On January 31, the Department of Justice announced that Oracle America, Inc. – into which Sun Microsystems merged in 2010 – has agreed to pay $46 million to settle kickback allegations brought in a whistleblower lawsuit. According to DOJ’s press release:

Oracle America Inc. has agreed to pay the United States $46 million to settle claims that Sun Microsystems Inc., a corporation that merged with Oracle in 2010, submitted false claims and caused others to submit false claims to the General Services Administration (GSA) and other federal agencies, the Justice Department announced today.

This settlement resolves allegations under the False Claims Act (FCA) and Anti-Kickback Act that Sun knowingly paid kickbacks to systems integrator companies in return for recommendations that federal agencies purchase Sun’s products.
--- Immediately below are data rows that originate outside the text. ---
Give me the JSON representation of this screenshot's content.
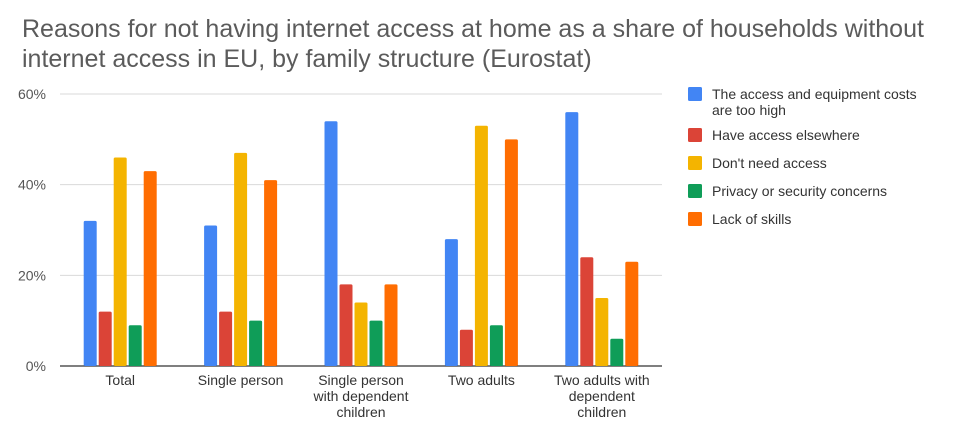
{
  "chart_data": {
    "type": "bar",
    "title": "Reasons for not having internet access at home as a share of households without internet access in EU, by family structure  (Eurostat)",
    "xlabel": "",
    "ylabel": "",
    "ylim": [
      0,
      60
    ],
    "yticks": [
      "0%",
      "20%",
      "40%",
      "60%"
    ],
    "ytick_values": [
      0,
      20,
      40,
      60
    ],
    "grid": true,
    "legend_position": "right",
    "categories": [
      [
        "Total"
      ],
      [
        "Single person"
      ],
      [
        "Single person",
        "with dependent",
        "children"
      ],
      [
        "Two adults"
      ],
      [
        "Two adults with",
        "dependent",
        "children"
      ]
    ],
    "series": [
      {
        "name": [
          "The access and equipment costs",
          "are too high"
        ],
        "color": "#4285F4",
        "values": [
          32,
          31,
          54,
          28,
          56
        ]
      },
      {
        "name": [
          "Have access elsewhere"
        ],
        "color": "#DB4437",
        "values": [
          12,
          12,
          18,
          8,
          24
        ]
      },
      {
        "name": [
          "Don't need access"
        ],
        "color": "#F4B400",
        "values": [
          46,
          47,
          14,
          53,
          15
        ]
      },
      {
        "name": [
          "Privacy or security concerns"
        ],
        "color": "#0F9D58",
        "values": [
          9,
          10,
          10,
          9,
          6
        ]
      },
      {
        "name": [
          "Lack of skills"
        ],
        "color": "#FF6D01",
        "values": [
          43,
          41,
          18,
          50,
          23
        ]
      }
    ]
  }
}
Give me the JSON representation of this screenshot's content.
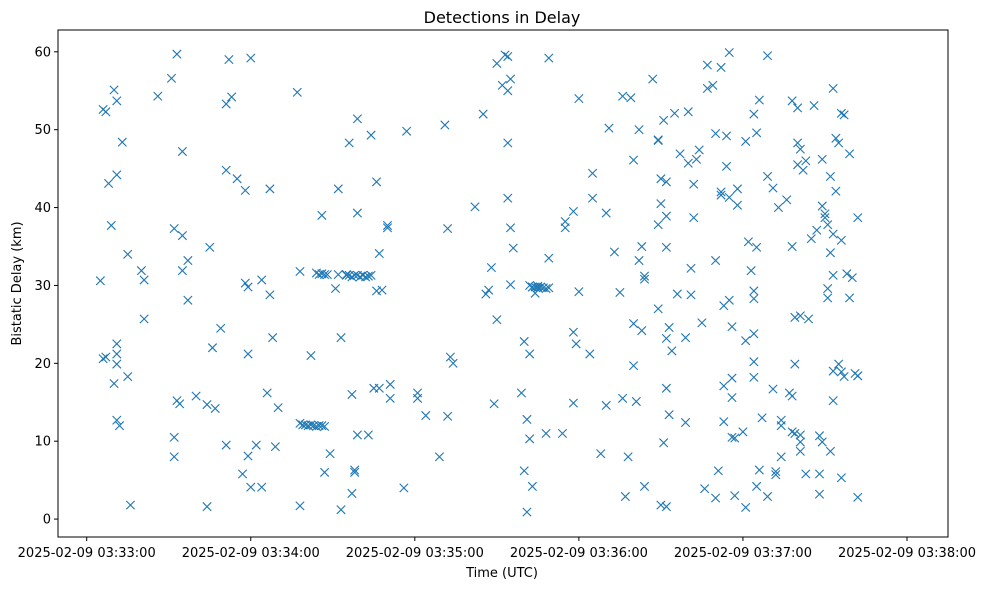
{
  "chart_data": {
    "type": "scatter",
    "title": "Detections in Delay",
    "xlabel": "Time (UTC)",
    "ylabel": "Bistatic Delay (km)",
    "marker": "x",
    "color": "#1f77b4",
    "xlim_seconds": [
      -10.5,
      315
    ],
    "ylim": [
      -2.3,
      62.8
    ],
    "x_ticks": [
      {
        "t": 0,
        "label": "2025-02-09 03:33:00"
      },
      {
        "t": 60,
        "label": "2025-02-09 03:34:00"
      },
      {
        "t": 120,
        "label": "2025-02-09 03:35:00"
      },
      {
        "t": 180,
        "label": "2025-02-09 03:36:00"
      },
      {
        "t": 240,
        "label": "2025-02-09 03:37:00"
      },
      {
        "t": 300,
        "label": "2025-02-09 03:38:00"
      }
    ],
    "y_ticks": [
      0,
      10,
      20,
      30,
      40,
      50,
      60
    ],
    "points_t_seconds_km": [
      [
        5,
        30.6
      ],
      [
        6,
        20.6
      ],
      [
        6,
        52.6
      ],
      [
        7,
        52.3
      ],
      [
        7,
        20.8
      ],
      [
        8,
        43.1
      ],
      [
        9,
        37.7
      ],
      [
        10,
        55.1
      ],
      [
        10,
        17.4
      ],
      [
        11,
        53.7
      ],
      [
        11,
        44.2
      ],
      [
        11,
        22.5
      ],
      [
        11,
        21.2
      ],
      [
        11,
        19.9
      ],
      [
        11,
        12.7
      ],
      [
        12,
        12.0
      ],
      [
        13,
        48.4
      ],
      [
        15,
        34.0
      ],
      [
        15,
        18.3
      ],
      [
        16,
        1.8
      ],
      [
        20,
        31.9
      ],
      [
        21,
        30.7
      ],
      [
        21,
        25.7
      ],
      [
        26,
        54.3
      ],
      [
        31,
        56.6
      ],
      [
        32,
        37.3
      ],
      [
        32,
        10.5
      ],
      [
        32,
        8.0
      ],
      [
        33,
        59.7
      ],
      [
        33,
        15.2
      ],
      [
        34,
        14.8
      ],
      [
        35,
        47.2
      ],
      [
        35,
        36.4
      ],
      [
        35,
        31.9
      ],
      [
        37,
        33.2
      ],
      [
        37,
        28.1
      ],
      [
        40,
        15.8
      ],
      [
        44,
        14.7
      ],
      [
        44,
        1.6
      ],
      [
        45,
        34.9
      ],
      [
        46,
        22.0
      ],
      [
        47,
        14.2
      ],
      [
        49,
        24.5
      ],
      [
        51,
        53.3
      ],
      [
        51,
        44.8
      ],
      [
        51,
        9.5
      ],
      [
        52,
        59.0
      ],
      [
        53,
        54.2
      ],
      [
        55,
        43.7
      ],
      [
        57,
        5.8
      ],
      [
        58,
        30.3
      ],
      [
        58,
        42.2
      ],
      [
        59,
        29.8
      ],
      [
        59,
        21.2
      ],
      [
        59,
        8.1
      ],
      [
        60,
        59.2
      ],
      [
        60,
        4.1
      ],
      [
        62,
        9.5
      ],
      [
        64,
        30.7
      ],
      [
        64,
        4.1
      ],
      [
        66,
        16.2
      ],
      [
        67,
        42.4
      ],
      [
        67,
        28.8
      ],
      [
        68,
        23.3
      ],
      [
        69,
        9.3
      ],
      [
        70,
        14.3
      ],
      [
        77,
        54.8
      ],
      [
        78,
        1.7
      ],
      [
        78,
        31.8
      ],
      [
        78,
        12.3
      ],
      [
        79,
        12.1
      ],
      [
        80,
        12.1
      ],
      [
        81,
        12.0
      ],
      [
        82,
        12.1
      ],
      [
        83,
        12.0
      ],
      [
        84,
        11.9
      ],
      [
        85,
        12.0
      ],
      [
        86,
        12.0
      ],
      [
        87,
        11.9
      ],
      [
        82,
        21.0
      ],
      [
        84,
        31.6
      ],
      [
        85,
        31.4
      ],
      [
        86,
        31.5
      ],
      [
        87,
        31.4
      ],
      [
        86,
        39.0
      ],
      [
        87,
        6.0
      ],
      [
        88,
        31.4
      ],
      [
        89,
        8.4
      ],
      [
        91,
        29.6
      ],
      [
        92,
        31.4
      ],
      [
        92,
        42.4
      ],
      [
        93,
        23.3
      ],
      [
        93,
        1.2
      ],
      [
        95,
        31.3
      ],
      [
        95,
        31.4
      ],
      [
        96,
        31.3
      ],
      [
        96,
        48.3
      ],
      [
        97,
        31.1
      ],
      [
        97,
        3.3
      ],
      [
        97,
        16.0
      ],
      [
        98,
        31.3
      ],
      [
        98,
        6.0
      ],
      [
        98,
        6.3
      ],
      [
        99,
        31.3
      ],
      [
        99,
        39.3
      ],
      [
        99,
        10.8
      ],
      [
        99,
        51.4
      ],
      [
        100,
        31.1
      ],
      [
        101,
        31.3
      ],
      [
        102,
        31.1
      ],
      [
        103,
        31.2
      ],
      [
        103,
        10.8
      ],
      [
        104,
        31.3
      ],
      [
        104,
        49.3
      ],
      [
        105,
        16.8
      ],
      [
        106,
        43.3
      ],
      [
        106,
        29.3
      ],
      [
        107,
        34.1
      ],
      [
        107,
        16.8
      ],
      [
        108,
        29.4
      ],
      [
        110,
        37.7
      ],
      [
        110,
        37.4
      ],
      [
        111,
        15.5
      ],
      [
        111,
        17.3
      ],
      [
        116,
        4.0
      ],
      [
        117,
        49.8
      ],
      [
        121,
        16.2
      ],
      [
        121,
        15.5
      ],
      [
        124,
        13.3
      ],
      [
        129,
        8.0
      ],
      [
        131,
        50.6
      ],
      [
        132,
        37.3
      ],
      [
        132,
        13.2
      ],
      [
        133,
        20.8
      ],
      [
        134,
        20.0
      ],
      [
        142,
        40.1
      ],
      [
        145,
        52.0
      ],
      [
        146,
        28.9
      ],
      [
        147,
        29.4
      ],
      [
        148,
        32.3
      ],
      [
        149,
        14.8
      ],
      [
        150,
        25.6
      ],
      [
        150,
        58.5
      ],
      [
        152,
        55.7
      ],
      [
        153,
        59.6
      ],
      [
        154,
        59.4
      ],
      [
        154,
        55.0
      ],
      [
        154,
        48.3
      ],
      [
        154,
        41.2
      ],
      [
        155,
        56.5
      ],
      [
        155,
        37.4
      ],
      [
        155,
        30.1
      ],
      [
        156,
        34.8
      ],
      [
        159,
        16.2
      ],
      [
        160,
        22.8
      ],
      [
        160,
        6.2
      ],
      [
        161,
        12.8
      ],
      [
        161,
        0.9
      ],
      [
        162,
        10.3
      ],
      [
        162,
        21.2
      ],
      [
        162,
        30.0
      ],
      [
        163,
        29.8
      ],
      [
        163,
        4.2
      ],
      [
        163,
        29.8
      ],
      [
        164,
        29.8
      ],
      [
        164,
        29.0
      ],
      [
        165,
        29.7
      ],
      [
        165,
        29.9
      ],
      [
        166,
        29.8
      ],
      [
        167,
        29.7
      ],
      [
        168,
        29.6
      ],
      [
        169,
        29.7
      ],
      [
        169,
        33.5
      ],
      [
        169,
        59.2
      ],
      [
        168,
        11.0
      ],
      [
        174,
        11.0
      ],
      [
        175,
        38.2
      ],
      [
        175,
        37.4
      ],
      [
        178,
        39.5
      ],
      [
        178,
        24.0
      ],
      [
        178,
        14.9
      ],
      [
        179,
        22.5
      ],
      [
        180,
        54.0
      ],
      [
        180,
        29.2
      ],
      [
        184,
        21.2
      ],
      [
        185,
        44.4
      ],
      [
        185,
        41.2
      ],
      [
        188,
        8.4
      ],
      [
        190,
        39.3
      ],
      [
        190,
        14.6
      ],
      [
        191,
        50.2
      ],
      [
        193,
        34.3
      ],
      [
        195,
        29.1
      ],
      [
        196,
        54.3
      ],
      [
        196,
        15.5
      ],
      [
        197,
        2.9
      ],
      [
        198,
        8.0
      ],
      [
        199,
        54.1
      ],
      [
        200,
        46.1
      ],
      [
        200,
        19.7
      ],
      [
        200,
        25.1
      ],
      [
        201,
        15.1
      ],
      [
        202,
        50.0
      ],
      [
        202,
        33.2
      ],
      [
        203,
        24.2
      ],
      [
        203,
        35.0
      ],
      [
        204,
        31.2
      ],
      [
        204,
        30.8
      ],
      [
        204,
        4.2
      ],
      [
        207,
        56.5
      ],
      [
        209,
        48.6
      ],
      [
        209,
        27.0
      ],
      [
        209,
        37.8
      ],
      [
        210,
        43.7
      ],
      [
        210,
        40.5
      ],
      [
        210,
        1.8
      ],
      [
        211,
        51.2
      ],
      [
        211,
        9.8
      ],
      [
        212,
        43.3
      ],
      [
        212,
        38.9
      ],
      [
        212,
        34.9
      ],
      [
        212,
        23.2
      ],
      [
        212,
        16.8
      ],
      [
        212,
        1.6
      ],
      [
        213,
        13.4
      ],
      [
        213,
        24.6
      ],
      [
        214,
        21.6
      ],
      [
        215,
        52.1
      ],
      [
        216,
        28.9
      ],
      [
        217,
        46.9
      ],
      [
        219,
        12.4
      ],
      [
        219,
        23.3
      ],
      [
        220,
        52.3
      ],
      [
        220,
        45.7
      ],
      [
        221,
        28.8
      ],
      [
        221,
        32.2
      ],
      [
        222,
        43.0
      ],
      [
        222,
        38.7
      ],
      [
        223,
        46.2
      ],
      [
        224,
        47.4
      ],
      [
        225,
        25.2
      ],
      [
        226,
        3.9
      ],
      [
        227,
        58.3
      ],
      [
        227,
        55.3
      ],
      [
        229,
        55.7
      ],
      [
        230,
        49.5
      ],
      [
        230,
        33.2
      ],
      [
        230,
        2.7
      ],
      [
        231,
        6.2
      ],
      [
        232,
        42.0
      ],
      [
        232,
        41.6
      ],
      [
        232,
        58.0
      ],
      [
        233,
        12.5
      ],
      [
        233,
        17.1
      ],
      [
        233,
        27.4
      ],
      [
        234,
        45.3
      ],
      [
        234,
        49.2
      ],
      [
        235,
        59.9
      ],
      [
        235,
        28.1
      ],
      [
        235,
        41.3
      ],
      [
        236,
        24.7
      ],
      [
        236,
        18.1
      ],
      [
        236,
        15.6
      ],
      [
        236,
        10.5
      ],
      [
        237,
        3.0
      ],
      [
        237,
        10.4
      ],
      [
        238,
        42.4
      ],
      [
        238,
        40.3
      ],
      [
        240,
        11.2
      ],
      [
        241,
        48.5
      ],
      [
        241,
        22.9
      ],
      [
        241,
        1.5
      ],
      [
        242,
        35.6
      ],
      [
        243,
        31.9
      ],
      [
        244,
        29.3
      ],
      [
        244,
        28.3
      ],
      [
        244,
        52.0
      ],
      [
        244,
        23.8
      ],
      [
        244,
        20.2
      ],
      [
        244,
        18.2
      ],
      [
        245,
        49.6
      ],
      [
        245,
        4.2
      ],
      [
        245,
        34.9
      ],
      [
        246,
        53.8
      ],
      [
        246,
        6.3
      ],
      [
        247,
        13.0
      ],
      [
        249,
        59.5
      ],
      [
        249,
        44.0
      ],
      [
        249,
        2.9
      ],
      [
        251,
        42.5
      ],
      [
        251,
        16.7
      ],
      [
        252,
        6.1
      ],
      [
        252,
        5.7
      ],
      [
        253,
        40.0
      ],
      [
        254,
        12.7
      ],
      [
        254,
        12.0
      ],
      [
        254,
        8.0
      ],
      [
        256,
        41.0
      ],
      [
        257,
        16.2
      ],
      [
        258,
        53.7
      ],
      [
        258,
        35.0
      ],
      [
        258,
        11.2
      ],
      [
        259,
        25.9
      ],
      [
        259,
        19.9
      ],
      [
        259,
        11.0
      ],
      [
        260,
        52.8
      ],
      [
        260,
        48.3
      ],
      [
        260,
        45.5
      ],
      [
        261,
        47.5
      ],
      [
        261,
        26.1
      ],
      [
        261,
        10.8
      ],
      [
        261,
        9.9
      ],
      [
        261,
        8.7
      ],
      [
        262,
        44.8
      ],
      [
        263,
        46.0
      ],
      [
        263,
        5.8
      ],
      [
        264,
        25.7
      ],
      [
        265,
        36.0
      ],
      [
        266,
        53.1
      ],
      [
        267,
        37.1
      ],
      [
        268,
        10.7
      ],
      [
        268,
        3.2
      ],
      [
        268,
        5.8
      ],
      [
        269,
        46.2
      ],
      [
        269,
        40.2
      ],
      [
        269,
        9.9
      ],
      [
        270,
        39.2
      ],
      [
        270,
        38.7
      ],
      [
        271,
        28.4
      ],
      [
        271,
        37.8
      ],
      [
        271,
        29.6
      ],
      [
        272,
        44.0
      ],
      [
        272,
        34.2
      ],
      [
        272,
        8.7
      ],
      [
        273,
        55.3
      ],
      [
        273,
        36.6
      ],
      [
        273,
        31.3
      ],
      [
        273,
        19.0
      ],
      [
        273,
        15.2
      ],
      [
        274,
        48.9
      ],
      [
        274,
        42.1
      ],
      [
        275,
        48.3
      ],
      [
        275,
        19.9
      ],
      [
        276,
        35.8
      ],
      [
        276,
        52.1
      ],
      [
        276,
        18.9
      ],
      [
        277,
        51.9
      ],
      [
        277,
        18.3
      ],
      [
        278,
        31.5
      ],
      [
        279,
        46.9
      ],
      [
        279,
        28.4
      ],
      [
        280,
        31.0
      ],
      [
        281,
        18.7
      ],
      [
        282,
        38.7
      ],
      [
        282,
        18.4
      ],
      [
        282,
        18.4
      ],
      [
        282,
        2.8
      ],
      [
        258,
        15.8
      ],
      [
        276,
        5.3
      ],
      [
        209,
        48.7
      ]
    ]
  }
}
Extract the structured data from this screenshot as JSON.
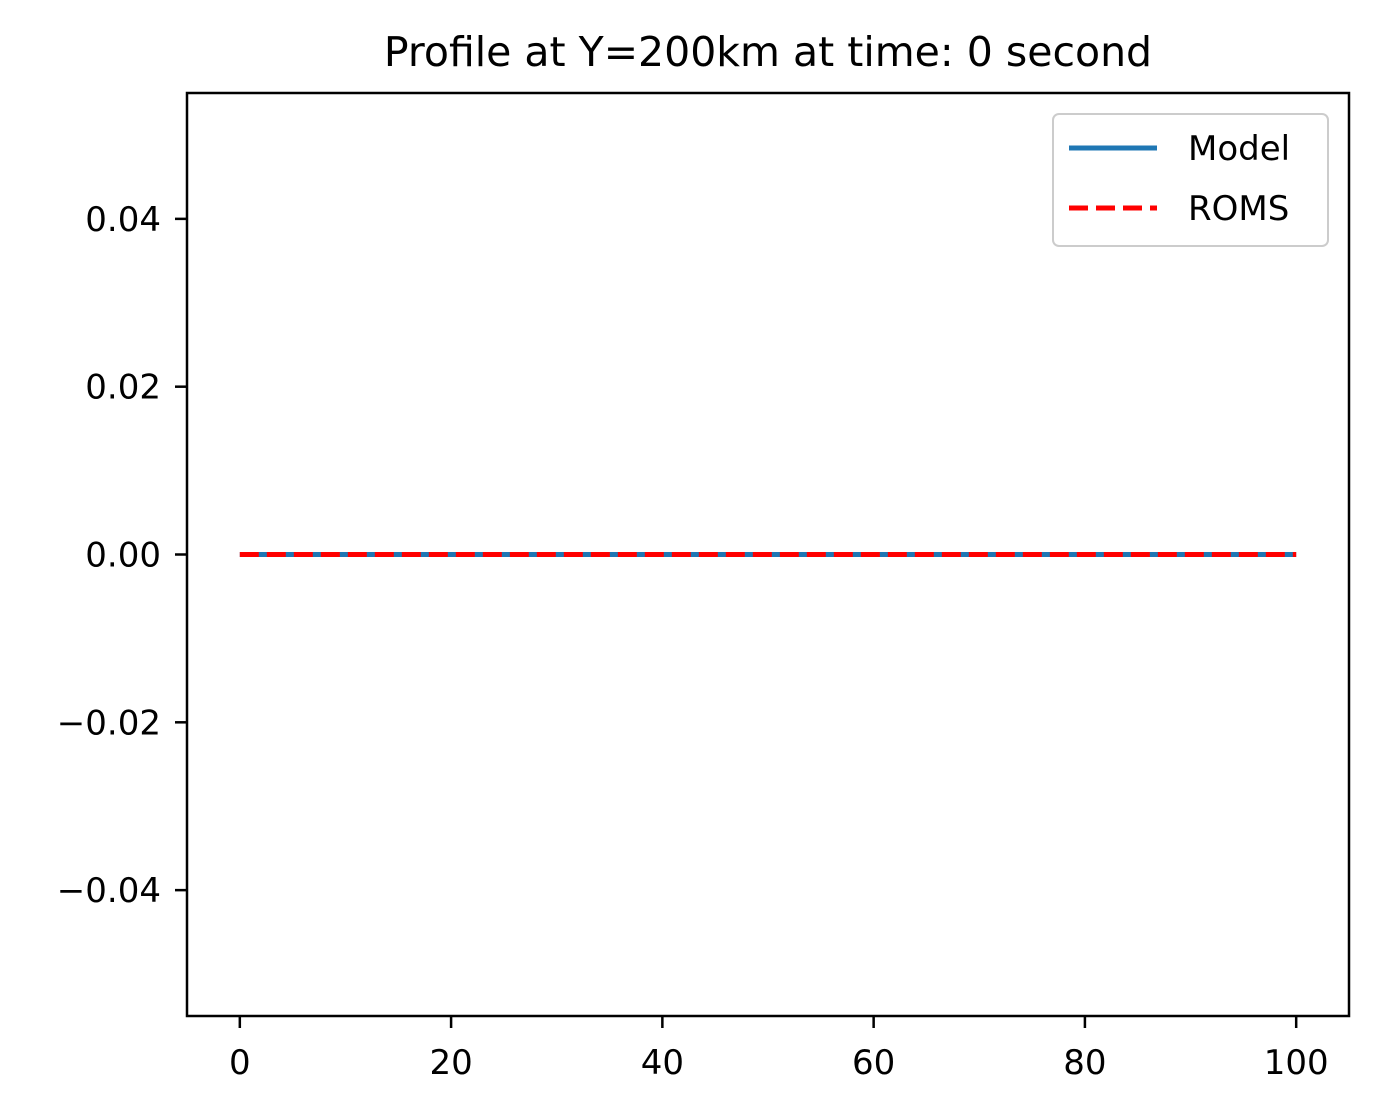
{
  "chart_data": {
    "type": "line",
    "title": "Profile at Y=200km at time: 0 second",
    "xlabel": "",
    "ylabel": "",
    "xlim": [
      -5,
      105
    ],
    "ylim": [
      -0.055,
      0.055
    ],
    "x_ticks": [
      0,
      20,
      40,
      60,
      80,
      100
    ],
    "x_tick_labels": [
      "0",
      "20",
      "40",
      "60",
      "80",
      "100"
    ],
    "y_ticks": [
      0.04,
      0.02,
      0.0,
      -0.02,
      -0.04
    ],
    "y_tick_labels": [
      "0.04",
      "0.02",
      "0.00",
      "−0.02",
      "−0.04"
    ],
    "grid": false,
    "legend_position": "top-right",
    "series": [
      {
        "name": "Model",
        "color": "#1f77b4",
        "style": "solid",
        "x": [
          0,
          100
        ],
        "y": [
          0,
          0
        ]
      },
      {
        "name": "ROMS",
        "color": "#ff0000",
        "style": "dashed",
        "x": [
          0,
          100
        ],
        "y": [
          0,
          0
        ]
      }
    ]
  }
}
Sun executed agreements with consulting companies that provided for the payment of fees each time the companies influenced a government agency to purchase a Sun product. These kickback allegations are part of a larger, ongoing investigation of government technology vendors that has resulted in settlements to date with six other companies.

The settlement also resolves claims under the FCA that Sun’s 1997 and 1999 GSA Schedule contracts were defectively priced because Sun provided incomplete and inaccurate information to GSA contracting officers during contract negotiations, as well as claims that the incomplete and inaccurate information resulted in defective pricing of Sun’s contract with the U.S. Postal Service and GSA Schedule contracts held by two resellers of Sun products. At the time Sun entered into its contracts with GSA to sell information technology products and services to federal agencies, applicable regulations and contract provisions required Sun to fully and accurately disclose to GSA how it conducted business in the commercial marketplace so that GSA could use that information to negotiate a fair price for government customers using the GSA contracts to purchase Sun products and services. The defective pricing information that Sun disclosed to GSA was subsequently relied on by the Postal Service in negotiating a contract with Sun, as well as by GSA in negotiating contracts with two resellers of Sun products.

The government announced that two relators brought the case in a qui tam lawsuit, but it did not announce the amount of their share in the recovery. In addition to the relators’ kickback allegations, GSA investigated, and the government alleged in its complaint, that Sun engaged in defective pricing, i.e., providing false or fraudulent pricing data when bidding on a GSA contract.